I find it very difficult to believe that Independence Day: Resurgence was made by Roland Emmerich as it doesn’t seem to be made by someone who really enjoyed the original all that much, or even has seen it for that matter. Yeah, we get the glorified cameos, references, and props that remind us that first film did exist, but Resurgence lacks those vital elements synonymous with the title Independence Day. It’s got a bigger ship, but it feels smaller. It’s got stronger weapons, but really they do nothing. The film isn’t paced for maximum impact, but rather moving at breakneck speed, making ridiculous location jumps and rookie editing missteps.

What hurts me the most about Resurgence, beyond everything listed above, is that this is supposed to be the new united humanity and it barely feels human at all. Independence Day was one of the few disaster movies in the past decade and a half that was about people. They weren’t justification for a CG meltdown or soulless rag dolls used to “humanise” the death count, they really meant something to the viewer. When POTUS Pullman delivers that famous speech, it means something because it stood in the opposition to the very real loss we felt throughout the movie.
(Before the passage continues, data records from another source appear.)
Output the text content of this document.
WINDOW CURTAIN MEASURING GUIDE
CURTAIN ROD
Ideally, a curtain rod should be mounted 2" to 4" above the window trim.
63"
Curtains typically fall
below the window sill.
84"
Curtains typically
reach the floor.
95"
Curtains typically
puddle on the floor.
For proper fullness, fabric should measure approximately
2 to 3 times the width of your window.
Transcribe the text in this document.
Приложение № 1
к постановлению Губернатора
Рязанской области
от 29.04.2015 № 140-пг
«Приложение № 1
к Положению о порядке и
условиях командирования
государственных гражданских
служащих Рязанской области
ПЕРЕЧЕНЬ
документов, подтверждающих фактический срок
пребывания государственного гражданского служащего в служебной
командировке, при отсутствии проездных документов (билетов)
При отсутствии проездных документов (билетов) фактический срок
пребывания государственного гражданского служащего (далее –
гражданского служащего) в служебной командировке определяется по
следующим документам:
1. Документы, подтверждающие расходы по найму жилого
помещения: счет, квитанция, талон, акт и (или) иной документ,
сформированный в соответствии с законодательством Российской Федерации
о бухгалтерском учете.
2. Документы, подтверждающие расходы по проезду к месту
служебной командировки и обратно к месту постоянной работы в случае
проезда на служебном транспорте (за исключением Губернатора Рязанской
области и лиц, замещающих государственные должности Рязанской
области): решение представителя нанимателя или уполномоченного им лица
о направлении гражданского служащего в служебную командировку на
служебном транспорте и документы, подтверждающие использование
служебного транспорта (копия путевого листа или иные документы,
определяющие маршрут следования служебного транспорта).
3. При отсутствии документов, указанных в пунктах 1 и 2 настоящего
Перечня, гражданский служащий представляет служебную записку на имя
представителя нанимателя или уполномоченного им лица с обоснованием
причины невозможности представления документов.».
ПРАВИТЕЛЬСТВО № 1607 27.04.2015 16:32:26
It made us feel like we had a stake in this fight. When Crazy Old Man Pullman delivers his speech at the end of Independence Day: Resurgence, it feels like he was getting a paycheque, the writers were getting a paycheque, and I was wasting mine.

But there was one gleaming diamond in the rough that came in the form of Brent Spiner’s Dr Okun and John Storey’s Dr Isaacs. It isn’t explicitly stated, but Emmerich heavily implies a relationship between the two and in particular in the last act. Roland, himself openly gay, seems to be trying to include LGBT characters in ways that would normally make studio execs nervous. It isn’t the crux of their characters or the arch of their plot, it simply is a part of who they are. Forget the rest of the film: this is what I want to be seeing more of.

Sadly, we can’t just go forgetting Independence Day: Resurgence despite the fact that most of it has already blurred together in my mind. So what line would I pick to describe it? “What goes up, must come down” is the one that comes to mind, a line that Goldblum mutters as Tokyo falls on top of London. It sums up my emotions thus far on the Independence Day movies, even though I can’t help but feel like there’s a better line.

Maybe “that’s a lot of fish”. It doesn’t fit all too well, but I can imagine they at least stunk about the same.